Strafprozessrecht: Begründung der richterlichen Befangenheit aufgrund eines vom vorsitzenden Richter veröffentlichten Facebook-Posts

Worum ging es?
Im April 2015 verurteile das LG Rostock zwei Männer u.a. wegen erpresserischen Menschraubs zu mehrjährigen Freiheitsstrafen. Während des laufenden Gerichtsverfahrens entdeckte der Verteidiger eines Angeklagten Facebook-Profil des vorsitzenden Richters und stellte sodann einen Befangenheitsantrag.

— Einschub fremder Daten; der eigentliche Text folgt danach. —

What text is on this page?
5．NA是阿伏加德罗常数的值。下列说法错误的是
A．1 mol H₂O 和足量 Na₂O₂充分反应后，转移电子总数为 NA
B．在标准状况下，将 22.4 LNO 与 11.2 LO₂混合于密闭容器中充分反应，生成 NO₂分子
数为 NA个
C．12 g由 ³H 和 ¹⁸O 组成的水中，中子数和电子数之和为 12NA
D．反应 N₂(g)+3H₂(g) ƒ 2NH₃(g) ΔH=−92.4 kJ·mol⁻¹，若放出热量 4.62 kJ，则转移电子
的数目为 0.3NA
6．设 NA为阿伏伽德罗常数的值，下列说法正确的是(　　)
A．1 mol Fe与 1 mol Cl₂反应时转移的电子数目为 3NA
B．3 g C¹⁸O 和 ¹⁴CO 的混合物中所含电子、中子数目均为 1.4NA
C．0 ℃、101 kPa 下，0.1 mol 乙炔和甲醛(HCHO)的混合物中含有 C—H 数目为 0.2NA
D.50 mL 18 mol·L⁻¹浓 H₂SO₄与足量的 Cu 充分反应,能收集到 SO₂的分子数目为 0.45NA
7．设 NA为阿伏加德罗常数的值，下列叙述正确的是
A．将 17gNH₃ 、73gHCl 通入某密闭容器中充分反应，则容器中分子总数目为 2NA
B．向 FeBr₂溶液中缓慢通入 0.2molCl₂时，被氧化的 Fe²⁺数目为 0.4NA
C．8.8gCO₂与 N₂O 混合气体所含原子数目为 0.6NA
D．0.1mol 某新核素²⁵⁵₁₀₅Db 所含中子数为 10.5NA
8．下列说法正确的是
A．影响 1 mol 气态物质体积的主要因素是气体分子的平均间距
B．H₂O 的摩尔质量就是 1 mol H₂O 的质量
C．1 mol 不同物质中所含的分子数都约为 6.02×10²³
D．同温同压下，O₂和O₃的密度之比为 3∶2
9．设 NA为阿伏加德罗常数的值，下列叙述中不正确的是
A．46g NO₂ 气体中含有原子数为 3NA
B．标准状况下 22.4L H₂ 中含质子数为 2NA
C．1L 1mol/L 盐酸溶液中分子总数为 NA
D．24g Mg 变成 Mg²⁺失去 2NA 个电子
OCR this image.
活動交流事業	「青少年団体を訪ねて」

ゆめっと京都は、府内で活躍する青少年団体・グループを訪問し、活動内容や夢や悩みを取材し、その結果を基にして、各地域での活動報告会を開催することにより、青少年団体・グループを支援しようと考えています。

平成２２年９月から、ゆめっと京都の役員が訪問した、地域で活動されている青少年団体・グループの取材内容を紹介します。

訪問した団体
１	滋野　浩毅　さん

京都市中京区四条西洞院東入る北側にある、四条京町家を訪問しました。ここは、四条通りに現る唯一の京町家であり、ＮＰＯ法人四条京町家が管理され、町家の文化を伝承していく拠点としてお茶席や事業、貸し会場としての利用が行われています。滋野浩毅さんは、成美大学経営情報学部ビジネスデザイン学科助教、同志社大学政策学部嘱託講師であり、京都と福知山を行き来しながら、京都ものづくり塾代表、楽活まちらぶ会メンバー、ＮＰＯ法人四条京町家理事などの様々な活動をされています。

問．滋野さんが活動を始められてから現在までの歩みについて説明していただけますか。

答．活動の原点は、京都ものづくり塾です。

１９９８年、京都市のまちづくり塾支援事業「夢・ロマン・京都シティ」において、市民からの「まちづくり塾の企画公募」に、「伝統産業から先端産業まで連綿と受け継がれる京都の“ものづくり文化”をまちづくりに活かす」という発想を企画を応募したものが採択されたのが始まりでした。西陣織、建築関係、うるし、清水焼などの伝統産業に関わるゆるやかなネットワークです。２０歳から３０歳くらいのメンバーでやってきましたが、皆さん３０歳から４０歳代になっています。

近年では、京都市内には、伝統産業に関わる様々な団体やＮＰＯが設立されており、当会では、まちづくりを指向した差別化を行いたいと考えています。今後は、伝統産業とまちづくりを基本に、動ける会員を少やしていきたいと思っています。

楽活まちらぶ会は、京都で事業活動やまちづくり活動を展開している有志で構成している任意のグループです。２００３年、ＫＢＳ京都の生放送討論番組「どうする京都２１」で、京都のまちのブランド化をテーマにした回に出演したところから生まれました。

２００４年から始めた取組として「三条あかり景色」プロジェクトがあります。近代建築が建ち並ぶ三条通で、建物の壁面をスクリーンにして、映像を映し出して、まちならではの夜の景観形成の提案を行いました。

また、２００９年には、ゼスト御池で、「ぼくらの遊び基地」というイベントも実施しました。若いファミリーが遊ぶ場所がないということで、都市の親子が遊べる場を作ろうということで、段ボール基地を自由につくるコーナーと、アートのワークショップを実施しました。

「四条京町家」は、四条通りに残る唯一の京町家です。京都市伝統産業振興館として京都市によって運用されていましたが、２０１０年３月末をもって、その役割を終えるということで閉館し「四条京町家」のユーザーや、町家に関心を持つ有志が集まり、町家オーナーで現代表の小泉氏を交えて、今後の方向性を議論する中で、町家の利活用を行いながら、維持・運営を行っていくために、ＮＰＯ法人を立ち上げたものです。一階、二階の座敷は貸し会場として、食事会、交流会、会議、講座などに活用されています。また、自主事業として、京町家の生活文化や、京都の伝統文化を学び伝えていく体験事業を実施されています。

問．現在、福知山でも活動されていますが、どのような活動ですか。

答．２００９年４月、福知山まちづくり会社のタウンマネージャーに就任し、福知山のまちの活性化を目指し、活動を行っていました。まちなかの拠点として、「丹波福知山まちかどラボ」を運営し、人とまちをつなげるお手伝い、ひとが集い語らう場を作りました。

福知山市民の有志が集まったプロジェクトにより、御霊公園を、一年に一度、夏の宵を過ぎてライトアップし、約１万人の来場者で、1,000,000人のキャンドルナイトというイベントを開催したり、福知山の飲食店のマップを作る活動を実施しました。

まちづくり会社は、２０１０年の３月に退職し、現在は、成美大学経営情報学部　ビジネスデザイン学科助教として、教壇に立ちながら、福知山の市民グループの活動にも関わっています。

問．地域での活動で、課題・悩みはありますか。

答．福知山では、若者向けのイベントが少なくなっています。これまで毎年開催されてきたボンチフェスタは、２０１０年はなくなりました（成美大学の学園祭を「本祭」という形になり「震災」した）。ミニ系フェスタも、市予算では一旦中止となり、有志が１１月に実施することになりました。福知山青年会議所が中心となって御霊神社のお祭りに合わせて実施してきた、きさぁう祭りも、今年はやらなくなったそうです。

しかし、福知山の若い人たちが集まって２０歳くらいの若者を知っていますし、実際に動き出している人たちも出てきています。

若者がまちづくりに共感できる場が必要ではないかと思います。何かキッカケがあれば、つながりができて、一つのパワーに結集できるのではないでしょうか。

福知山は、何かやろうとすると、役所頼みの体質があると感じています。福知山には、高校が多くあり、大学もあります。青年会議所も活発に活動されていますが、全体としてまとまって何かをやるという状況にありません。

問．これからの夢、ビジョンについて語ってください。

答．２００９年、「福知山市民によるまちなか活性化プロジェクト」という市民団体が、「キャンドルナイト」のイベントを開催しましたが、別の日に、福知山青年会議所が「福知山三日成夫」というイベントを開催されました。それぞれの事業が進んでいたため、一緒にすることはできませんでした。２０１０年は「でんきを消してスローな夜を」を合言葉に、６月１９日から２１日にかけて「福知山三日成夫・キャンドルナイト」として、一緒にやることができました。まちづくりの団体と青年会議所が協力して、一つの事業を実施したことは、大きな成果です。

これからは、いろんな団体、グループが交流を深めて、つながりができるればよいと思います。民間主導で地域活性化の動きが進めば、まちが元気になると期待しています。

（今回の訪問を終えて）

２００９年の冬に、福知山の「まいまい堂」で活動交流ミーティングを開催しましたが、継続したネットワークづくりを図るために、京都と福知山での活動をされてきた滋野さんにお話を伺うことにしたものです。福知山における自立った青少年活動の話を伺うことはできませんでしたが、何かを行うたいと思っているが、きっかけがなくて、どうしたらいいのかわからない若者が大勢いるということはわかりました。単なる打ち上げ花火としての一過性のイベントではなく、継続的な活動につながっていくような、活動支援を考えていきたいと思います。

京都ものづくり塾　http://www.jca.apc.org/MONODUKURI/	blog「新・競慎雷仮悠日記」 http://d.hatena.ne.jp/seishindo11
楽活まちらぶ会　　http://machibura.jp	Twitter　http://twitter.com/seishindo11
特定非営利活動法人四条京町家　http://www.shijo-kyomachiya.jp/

Grund dafür war ein solcher: Der Richter des LG Rostocks hatte ein Foto auf seinem Profil veröffentlicht, auf welchem er abgelichtet war. Im Fokus des Fotos stand allerdings nicht er, sondern vielmehr die lesbare Schrift auf seinem T-Shirt: „Wir geben Ihrer Zukunft ein Zuhause: JVA.“ Unter das Foto veröffentlichte der Richter den Kommentar „Das ist mein „Wenn du raus kommst, bin ich in Rente-Blick.""
Die Instanzen im Überblick
Das Landgericht (12 KLs 47/14) lehnte das Ablehnungsgesuch des Verteidigers ab. Die Absage begründete es damit, dass der Internetauftritt des Richters in Form des Fotos inkl. Kommentars ausschließlich dessen persönlichen Lebensbereich betreffe und offensichtlich als Witz konzipiert war. Gegen die Entscheidung des Landgerichts legten die beiden Männer Revision ein – der Bundesgerichtshof gab ihnen Recht und hob in der Folge die Urteile auf.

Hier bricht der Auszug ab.